Steel caskets have an interesting history, not the least of which includes the many intriguing custom-made caskets that are on-display at the National Museum of Funeral History. Some of the steel caskets that are part of the museum’s “A life well lived” display include steel caskets sculpted in the form of an airplane, an Eagle, a car, and even a Lobster. These steel caskets are all intricately designed to capture the fun-loving spirit of the loved-ones who will ride in them to eternity.

But aside from that intriguing display, steel caskets – which have, in the last 30 years, returned as king of the casket industry -- have an important history. Here are a few highlights.
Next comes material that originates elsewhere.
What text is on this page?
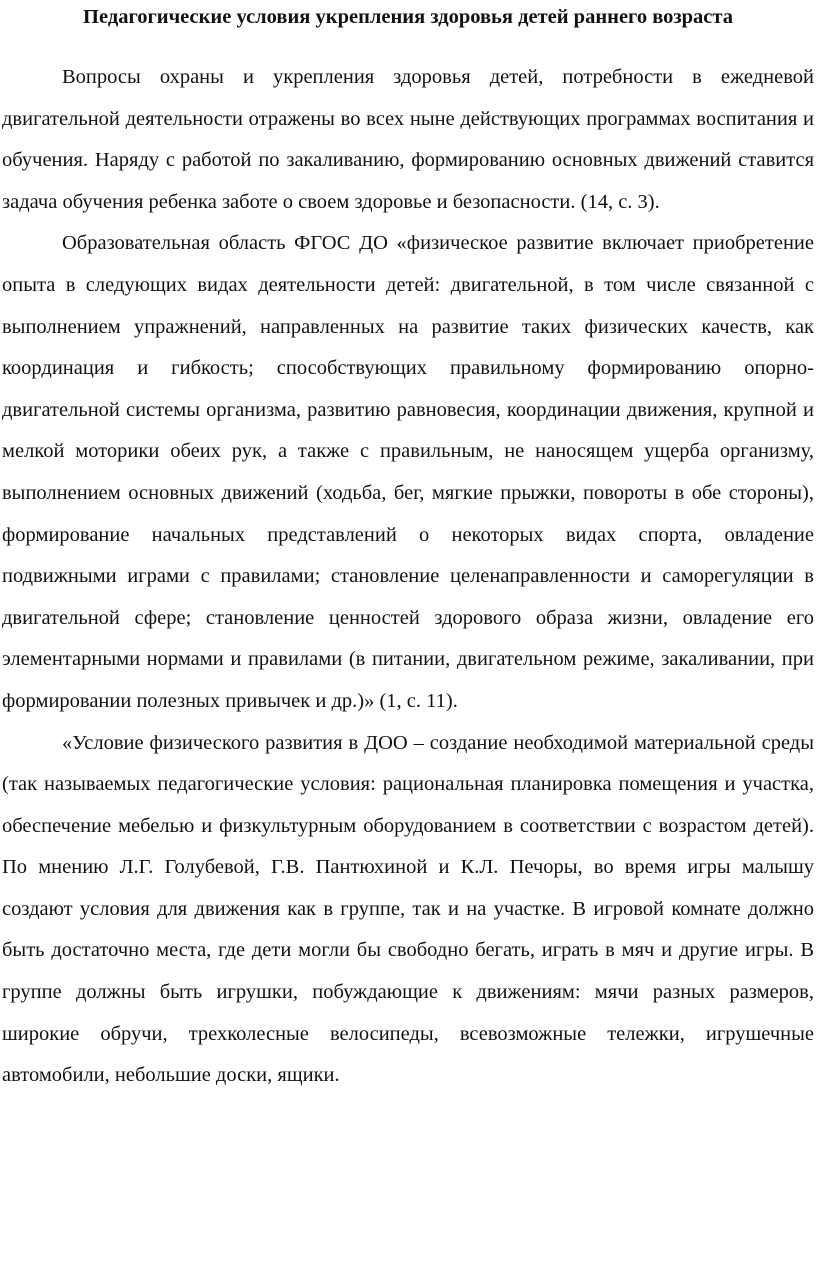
Педагогические условия укрепления здоровья детей раннего возраста

Вопросы охраны и укрепления здоровья детей, потребности в ежедневой двигательной деятельности отражены во всех ныне действующих программах воспитания и обучения. Наряду с работой по закаливанию, формированию основных движений ставится задача обучения ребенка заботе о своем здоровье и безопасности. (14, с. 3).

Образовательная область ФГОС ДО «физическое развитие включает приобретение опыта в следующих видах деятельности детей: двигательной, в том числе связанной с выполнением упражнений, направленных на развитие таких физических качеств, как координация и гибкость; способствующих правильному формированию опорно-двигательной системы организма, развитию равновесия, координации движения, крупной и мелкой моторики обеих рук, а также с правильным, не наносящем ущерба организму, выполнением основных движений (ходьба, бег, мягкие прыжки, повороты в обе стороны), формирование начальных представлений о некоторых видах спорта, овладение подвижными играми с правилами; становление целенаправленности и саморегуляции в двигательной сфере; становление ценностей здорового образа жизни, овладение его элементарными нормами и правилами (в питании, двигательном режиме, закаливании, при формировании полезных привычек и др.)» (1, с. 11).

«Условие физического развития в ДОО – создание необходимой материальной среды (так называемых педагогические условия: рациональная планировка помещения и участка, обеспечение мебелью и физкультурным оборудованием в соответствии с возрастом детей). По мнению Л.Г. Голубевой, Г.В. Пантюхиной и К.Л. Печоры, во время игры малышу создают условия для движения как в группе, так и на участке. В игровой комнате должно быть достаточно места, где дети могли бы свободно бегать, играть в мяч и другие игры. В группе должны быть игрушки, побуждающие к движениям: мячи разных размеров, широкие обручи, трехколесные велосипеды, всевозможные тележки, игрушечные автомобили, небольшие доски, ящики.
The word casket itself -- as it is currently used as a synonym for coffin – owes its modern meaning to the advent of steel caskets. In the nineteen and early 20th centuries, caskets were known exclusively as coffins and they were almost all made of wood. As the Industrial revolution took hold across America, that trend gradually changed as steel became more readily available for use in making steel caskets. Consumers in those days were squeamish about the idea of decomposing bodies, and they most comfortable with steel caskets because, so the average consumer thought, steel caskets would preserve a body for longer periods of time than their wood counterparts. (In reality, experts have discovered in recent years, steel caskets, for a variety of reasons, actually tend to speed up the decomposition process, and experts are careful to warn consumers that no casket – no matter how sturdy or airtight – can be expected to keep decomposition at bay for more than a few days.) So, steel caskets became, by far, the most common type of casket in America by very early in the 20th century. But, despite their popularity, they were still called “steel coffins,” about that time.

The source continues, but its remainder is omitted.